Chick-Fil-A loyalty program
  • Silver members get 11 points for every dollar spent, and they also receive additional benefits, such as the ability to give their free meals to friends or family members. However, the really exceptional items are reserved for Red Members, who must earn 5,000 points each year.
  • Those who consume enough chicken nuggets to achieve this level get access to new menu items and interesting prizes, such as complimentary admission to the College Football Hall of Fame in Atlanta.

3. Panera

  • Panera Bread launched the industry’s first unlimited subscription coffee service a month before the COVID-19 pandemic hit. Despite the economic implications of the public health crisis, Panera’s loyalty program has already grown to 835,000 members, with 700,000 joining in July alone.
  • This project demonstrates how you may keep a loyalty program simple by determining what your consumers want and then providing it. The public loves its coffee! And for just $8.99 a month, you get limitless coffee? Better still.

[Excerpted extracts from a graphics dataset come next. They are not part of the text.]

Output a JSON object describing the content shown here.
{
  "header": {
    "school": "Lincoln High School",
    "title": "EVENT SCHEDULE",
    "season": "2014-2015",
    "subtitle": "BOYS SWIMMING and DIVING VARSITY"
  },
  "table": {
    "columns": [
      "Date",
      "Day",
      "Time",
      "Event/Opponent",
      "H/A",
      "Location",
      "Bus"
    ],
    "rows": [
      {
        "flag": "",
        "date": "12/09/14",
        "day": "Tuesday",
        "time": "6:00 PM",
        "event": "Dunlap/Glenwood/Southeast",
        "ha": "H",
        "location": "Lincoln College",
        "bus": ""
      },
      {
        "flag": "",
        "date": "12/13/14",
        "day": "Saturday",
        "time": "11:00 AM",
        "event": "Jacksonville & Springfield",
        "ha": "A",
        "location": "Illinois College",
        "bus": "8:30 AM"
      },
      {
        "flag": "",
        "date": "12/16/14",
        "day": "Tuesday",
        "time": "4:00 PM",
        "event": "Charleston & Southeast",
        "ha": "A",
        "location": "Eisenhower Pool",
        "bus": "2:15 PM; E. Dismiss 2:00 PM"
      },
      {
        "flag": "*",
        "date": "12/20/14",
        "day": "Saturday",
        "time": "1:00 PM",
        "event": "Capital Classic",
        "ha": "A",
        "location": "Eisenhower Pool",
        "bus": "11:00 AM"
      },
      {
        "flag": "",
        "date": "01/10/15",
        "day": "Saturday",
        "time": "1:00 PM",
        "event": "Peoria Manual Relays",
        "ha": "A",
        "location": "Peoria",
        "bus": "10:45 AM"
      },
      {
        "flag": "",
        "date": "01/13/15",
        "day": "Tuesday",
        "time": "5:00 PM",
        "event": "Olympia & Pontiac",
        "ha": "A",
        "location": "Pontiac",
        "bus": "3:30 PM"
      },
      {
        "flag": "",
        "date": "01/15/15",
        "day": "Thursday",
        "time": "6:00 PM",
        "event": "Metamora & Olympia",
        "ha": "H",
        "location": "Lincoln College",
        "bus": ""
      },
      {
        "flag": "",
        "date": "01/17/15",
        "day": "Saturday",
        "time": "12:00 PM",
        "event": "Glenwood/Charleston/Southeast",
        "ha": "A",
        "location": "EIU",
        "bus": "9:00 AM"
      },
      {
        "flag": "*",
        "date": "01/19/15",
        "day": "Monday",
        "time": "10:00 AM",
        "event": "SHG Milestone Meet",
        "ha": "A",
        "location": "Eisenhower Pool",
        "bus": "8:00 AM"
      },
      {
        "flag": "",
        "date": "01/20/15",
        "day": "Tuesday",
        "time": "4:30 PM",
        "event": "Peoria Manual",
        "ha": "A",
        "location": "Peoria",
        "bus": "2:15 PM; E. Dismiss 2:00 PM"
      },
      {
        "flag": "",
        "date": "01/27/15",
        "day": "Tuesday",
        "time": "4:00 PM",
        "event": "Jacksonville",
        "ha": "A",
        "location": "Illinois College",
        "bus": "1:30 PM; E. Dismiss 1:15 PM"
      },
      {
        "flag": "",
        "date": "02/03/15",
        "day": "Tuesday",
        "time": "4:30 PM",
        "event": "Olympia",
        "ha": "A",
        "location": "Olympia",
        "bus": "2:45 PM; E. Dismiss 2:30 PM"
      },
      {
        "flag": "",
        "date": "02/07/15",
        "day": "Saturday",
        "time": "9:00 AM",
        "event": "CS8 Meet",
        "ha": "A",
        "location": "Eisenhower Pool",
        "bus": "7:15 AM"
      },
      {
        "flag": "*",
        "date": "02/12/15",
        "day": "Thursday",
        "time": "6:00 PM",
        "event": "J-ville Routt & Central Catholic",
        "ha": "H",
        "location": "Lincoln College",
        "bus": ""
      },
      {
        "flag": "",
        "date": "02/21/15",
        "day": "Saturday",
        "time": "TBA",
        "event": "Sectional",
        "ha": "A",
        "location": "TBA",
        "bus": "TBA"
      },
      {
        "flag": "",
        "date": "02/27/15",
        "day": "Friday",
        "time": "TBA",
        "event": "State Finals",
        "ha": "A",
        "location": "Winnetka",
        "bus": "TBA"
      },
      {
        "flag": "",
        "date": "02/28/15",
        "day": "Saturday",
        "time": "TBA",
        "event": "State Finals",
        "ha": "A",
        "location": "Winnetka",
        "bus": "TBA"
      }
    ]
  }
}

  • When you become a member of MyPanera, you immediately get a complimentary pastry or dessert from the bakery. While the amount required to earn prizes is a bit unclear, a ticker on your dashboard will indicate how close you are to earning your next reward. Panera’s small print says that “the frequency of visits, the volume, and kind of purchases purchased” are all included towards your total.
  • Panera’s loyalty program is card-based, and it rewards consumers with free meals and bakery products, invites to special events, and recipe books. MyPanera has 21 million active users and is capitalizing on the 30% of millennials who want to earn points based on their quick-serve purchases. MyPanera cards account for a staggering 50% of business transactions.